Elizabeth Schulte Martin: I’m delighted to get to chat with Sarah Fawn Montgomery about her writing life, her human life, and her new book, Quite Mad: An American Pharma Memoir (Ohio State University Press, September 2018). Sarah Fawn is also the author of the poetry chapbooks, Regenerate: Poems from Mad Women, Leaving Tracks: A Prairie Guide, and The Astronaut Checks His Watch. She has been Prairie Schooner’s Nonfiction Editor since 2011 and is Assistant Professor at Bridgewater State University. I’ve been a devout fangirl of her beautiful language acrobatics for many years now, and I found myself completely fascinated while reading Quite Mad, which explores Sarah Fawn’s personal experience with anxiety disorders, while also examining the history of the way we think about and treat those who live with mental illness. The book feels keenly like an important part of a public discourse we should be having about mental health, and yet it also invites the reader into a more intimate conversation, which is the natural result of Sarah Fawn’s careful and humane way of thinking about the world.

So, having said this is an important book (which is not a thing I’d say lightly, by the way), I want to start out by asking why it was important to you to write? Books are daunting tasks, so what was the moment, the thought, revelation, or feeling that made you think it was a topic you could commit to for a book-length work?

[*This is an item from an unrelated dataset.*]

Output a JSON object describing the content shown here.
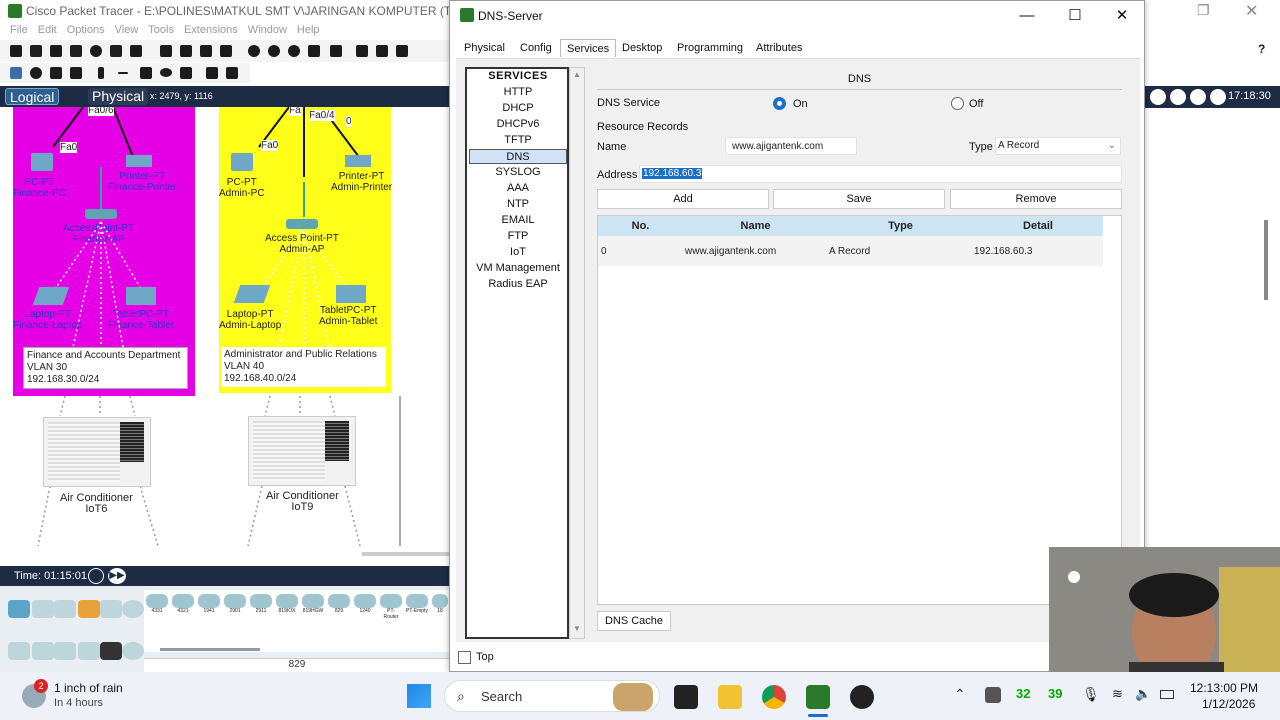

Sarah Fawn Montgomery: Ultimately, I set out to write the kind of book that I needed as a patient. When I began to experience severe changes in my mental health, I turned to literature to try and makes sense of the experience. But I found a real divide in the texts — either the texts were medical texts or they were patient narratives, but rarely did the two overlap. As a patient desperate to understand my diagnoses, but also to connect with the larger mentally ill community, I wanted a text that shared information about mental illness and its treatments, but that also shared the stories of patients like me, which were so important as I was coming to understand and accept my brain and body.

I also wanted to reflect on the misinformation and stigma in conversations surrounding mental health. As a patient I frequently encountered disbelief from physicians, family, and friends, and found myself having to defend my pain or prove my trustworthiness. That so many patients are met with suspicion was something I wanted to address. I also wanted to reflect on the ways diagnosis impacts patient autonomy and the silencing that happens to so many patients. Quite Mad is a book about erasure in many ways — my attempt to rewrite my story and the stories of many others who have been told they are exaggerating, making it up, not to be trusted.

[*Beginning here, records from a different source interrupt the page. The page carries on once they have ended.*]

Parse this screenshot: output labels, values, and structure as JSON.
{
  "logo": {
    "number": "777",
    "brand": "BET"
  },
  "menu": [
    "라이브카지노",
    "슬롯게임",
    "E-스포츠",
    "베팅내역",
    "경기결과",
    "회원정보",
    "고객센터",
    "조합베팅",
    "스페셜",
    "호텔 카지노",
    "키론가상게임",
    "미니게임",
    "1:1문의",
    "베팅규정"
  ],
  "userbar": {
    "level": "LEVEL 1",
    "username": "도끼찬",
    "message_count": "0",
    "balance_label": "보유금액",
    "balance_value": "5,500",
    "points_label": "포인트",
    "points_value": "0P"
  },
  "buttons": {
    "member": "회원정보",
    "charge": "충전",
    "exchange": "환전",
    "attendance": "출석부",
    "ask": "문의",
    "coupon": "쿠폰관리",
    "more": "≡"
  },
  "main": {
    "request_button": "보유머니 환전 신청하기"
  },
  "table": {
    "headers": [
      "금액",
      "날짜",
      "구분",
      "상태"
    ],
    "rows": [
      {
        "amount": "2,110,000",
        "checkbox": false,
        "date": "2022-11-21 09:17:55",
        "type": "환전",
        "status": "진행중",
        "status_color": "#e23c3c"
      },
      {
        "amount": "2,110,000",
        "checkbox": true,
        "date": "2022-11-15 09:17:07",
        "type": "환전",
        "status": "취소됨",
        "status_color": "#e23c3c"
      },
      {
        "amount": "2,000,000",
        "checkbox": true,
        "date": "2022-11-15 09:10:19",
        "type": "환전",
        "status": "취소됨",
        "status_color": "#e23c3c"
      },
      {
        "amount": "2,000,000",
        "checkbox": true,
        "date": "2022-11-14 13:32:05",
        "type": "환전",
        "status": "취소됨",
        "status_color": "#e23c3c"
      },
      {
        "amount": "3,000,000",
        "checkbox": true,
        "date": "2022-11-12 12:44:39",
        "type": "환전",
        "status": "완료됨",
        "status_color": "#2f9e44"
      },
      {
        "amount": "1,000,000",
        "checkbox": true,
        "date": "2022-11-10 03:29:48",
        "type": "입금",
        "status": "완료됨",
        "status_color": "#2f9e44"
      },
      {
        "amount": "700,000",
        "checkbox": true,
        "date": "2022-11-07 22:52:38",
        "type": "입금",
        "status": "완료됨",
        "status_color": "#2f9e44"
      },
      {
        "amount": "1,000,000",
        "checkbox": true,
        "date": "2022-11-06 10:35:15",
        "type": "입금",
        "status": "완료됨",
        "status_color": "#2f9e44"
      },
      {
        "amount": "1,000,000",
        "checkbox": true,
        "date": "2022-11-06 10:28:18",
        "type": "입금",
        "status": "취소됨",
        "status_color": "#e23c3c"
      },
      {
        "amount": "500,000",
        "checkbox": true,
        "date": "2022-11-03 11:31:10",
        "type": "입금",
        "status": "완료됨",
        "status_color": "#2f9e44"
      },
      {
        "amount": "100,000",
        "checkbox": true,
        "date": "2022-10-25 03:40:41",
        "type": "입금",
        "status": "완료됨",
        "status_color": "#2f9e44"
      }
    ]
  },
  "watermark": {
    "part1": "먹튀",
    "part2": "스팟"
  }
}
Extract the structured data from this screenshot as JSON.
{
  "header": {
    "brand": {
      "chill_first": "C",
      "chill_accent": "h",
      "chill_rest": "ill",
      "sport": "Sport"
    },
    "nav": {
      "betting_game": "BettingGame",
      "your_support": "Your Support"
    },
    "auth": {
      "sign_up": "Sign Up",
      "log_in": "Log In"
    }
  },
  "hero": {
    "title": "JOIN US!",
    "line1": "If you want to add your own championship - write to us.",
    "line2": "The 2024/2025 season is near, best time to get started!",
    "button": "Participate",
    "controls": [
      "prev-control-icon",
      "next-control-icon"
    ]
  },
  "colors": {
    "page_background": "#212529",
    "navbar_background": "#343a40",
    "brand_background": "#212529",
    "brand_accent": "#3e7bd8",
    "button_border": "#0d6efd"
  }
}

I found some of the information in Quite Mad regarding the history of mental illness and the methods for treating it surprising. Was there anything that surprised you in the course of your research? Anything that challenged your own assumptions or steered the course of the book in a direction you weren’t expecting?

America’s cruel history of treatment toward the mentally ill is always a shock — this nation has locked up large numbers of folks deemed “deviant,” treated them with inhumane drug therapies, and advocated for eugenics — but what was the most surprising for me while researching and writing was how familiar seemingly outdated attitudes toward mental illness remained. Things said 50 or even 100 years ago about the “danger” or “violence” of those with mental illness is reflected in contemporary conversation, as are discussions over who has the right to control treatment, who is more likely to be diagnosed with mental illness, and the notion that mentally ill folks are burdensome to others, childlike, or mostly women. This book is not so much an examination of how far we’ve come in our understanding of and attitudes toward mental illness as it is a recognition of how little has changed.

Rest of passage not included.